Voilà une bien belle histoire, racontée avec force détail : l'amateursime du meurtrier, digne d'un scénario des frères Coen, frise la comédie ! Sans doute est-ce pour cela que les archives départementale en ont tiré un excellent documentaire qui a eu droit aux honneurs d'une émission sur France Bleu Pays d'Auvergne.

Le site des archives départementales présente également un plan de la scène du crime :

Le blog Saint-Priest-des-Champs-Passionement en a également fait un article, dans lequel on trouve un lien vers la le numéro du 18 mai 1873  de la gazette des tribunaux qui rapporte en détail le procès. L'article donne également des précisions sur la famille Géraud-Dumontel :

Gervais GÉRAUD-DUMONTEL, né le 11 janvier 1770 à Saint-Gervais est le fils de Jean Antoine GÉRAUD-DUMONTEL, Sieur du Montel et de la Barge, Greffier en chef au dépôt de sel de Saint-Gervais, Procureur d’office et de Jeanne GEORGE de DURMIGNAT. Gervais, qui occupe la fonction de Chef de bureau des impôts à Montaigut, épouse, le 4 mars 1793 à Marcillat-en-Combraille, Eléonore REDON, née le 26 septembre 1760 à Saint-Médard-la-Rochette (Creuse).

Dès leur mariage ils s’installent comme propriétaire au hameau du Cheix commune de Biollet.
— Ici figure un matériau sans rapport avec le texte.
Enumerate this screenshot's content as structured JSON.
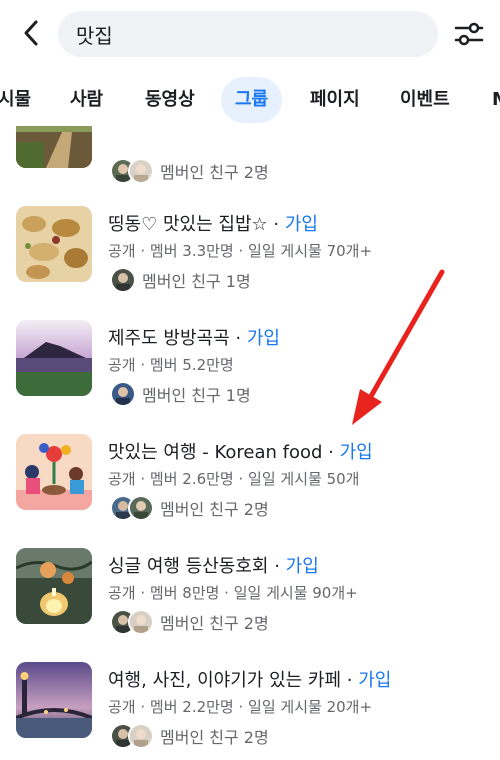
{
  "header": {
    "back_icon": "chevron-left-icon",
    "search_query": "맛집",
    "filter_icon": "sliders-icon"
  },
  "tabs": [
    {
      "label": "게시물",
      "visible_text": "시물",
      "active": false
    },
    {
      "label": "사람",
      "active": false
    },
    {
      "label": "동영상",
      "active": false
    },
    {
      "label": "그룹",
      "active": true
    },
    {
      "label": "페이지",
      "active": false
    },
    {
      "label": "이벤트",
      "active": false
    },
    {
      "label": "M",
      "active": false
    }
  ],
  "results": [
    {
      "title": "",
      "join": "",
      "meta": "",
      "friends": "멤버인 친구 2명"
    },
    {
      "title": "띵동♡ 맛있는 집밥☆",
      "join": "가입",
      "meta": "공개 · 멤버 3.3만명 · 일일 게시물 70개+",
      "friends": "멤버인 친구 1명"
    },
    {
      "title": "제주도 방방곡곡",
      "join": "가입",
      "meta": "공개 · 멤버 5.2만명",
      "friends": "멤버인 친구 1명"
    },
    {
      "title": "맛있는 여행 - Korean food",
      "join": "가입",
      "meta": "공개 · 멤버 2.6만명 · 일일 게시물 50개",
      "friends": "멤버인 친구 2명"
    },
    {
      "title": "싱글 여행 등산동호회",
      "join": "가입",
      "meta": "공개 · 멤버 8만명 · 일일 게시물 90개+",
      "friends": "멤버인 친구 2명"
    },
    {
      "title": "여행, 사진, 이야기가 있는 카페",
      "join": "가입",
      "meta": "공개 · 멤버 2.2만명 · 일일 게시물 20개+",
      "friends": "멤버인 친구 2명"
    }
  ],
  "separator": " · ",
  "colors": {
    "accent": "#1877f2",
    "annotation_arrow": "#e8231e",
    "muted_text": "#65676b",
    "search_bg": "#f0f2f5"
  }
}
De cette union sont nés quatre enfants :

  • Jeanne, est née le 27 septembre 1794 au Cheix et elle est décédée le 30 juillet 1863 à Montmarault. Elle avait épousé, le 26 mai 1818 à Biollet, Gilbert Rémy DESCHARRIERES ;
  • Marie Anne dite Constance, est née le 8 août 1796 au Cheix et elle est décédée le 30 septembre 1874 au bourg de Biollet ; veuve de Jean GOURSON, qu’elle avait épousé le 10 juin 1822 à Biollet ;
  • François, est né le 27 décembre 1797 au Cheix et y est décédé le 6 avril 1872. Il a été adjoint au maire de Biollet de 1858 à 1865, puis maire de cette même commune de 1866 à 1870.
  • Antoine, est né le 25 juin 1799 au Cheix et il est décédé le 21 juin 1873 à Riom.

Et sur François Madebène :

François MADEBÈNE, est né le 31 juillet 1835 au Cheix, il est le fils d’Amable MADEBÈNE et de Françoise MADEBÈNE, propriétaires-cultivateurs au village des Cheix.

Au passage, cette histoire nous confirme que le château du Chey évoqué dans les Coutumes Générales et Locales d'Auvergne était bien à l'emplacement de la chocolaterie Choco Marcel !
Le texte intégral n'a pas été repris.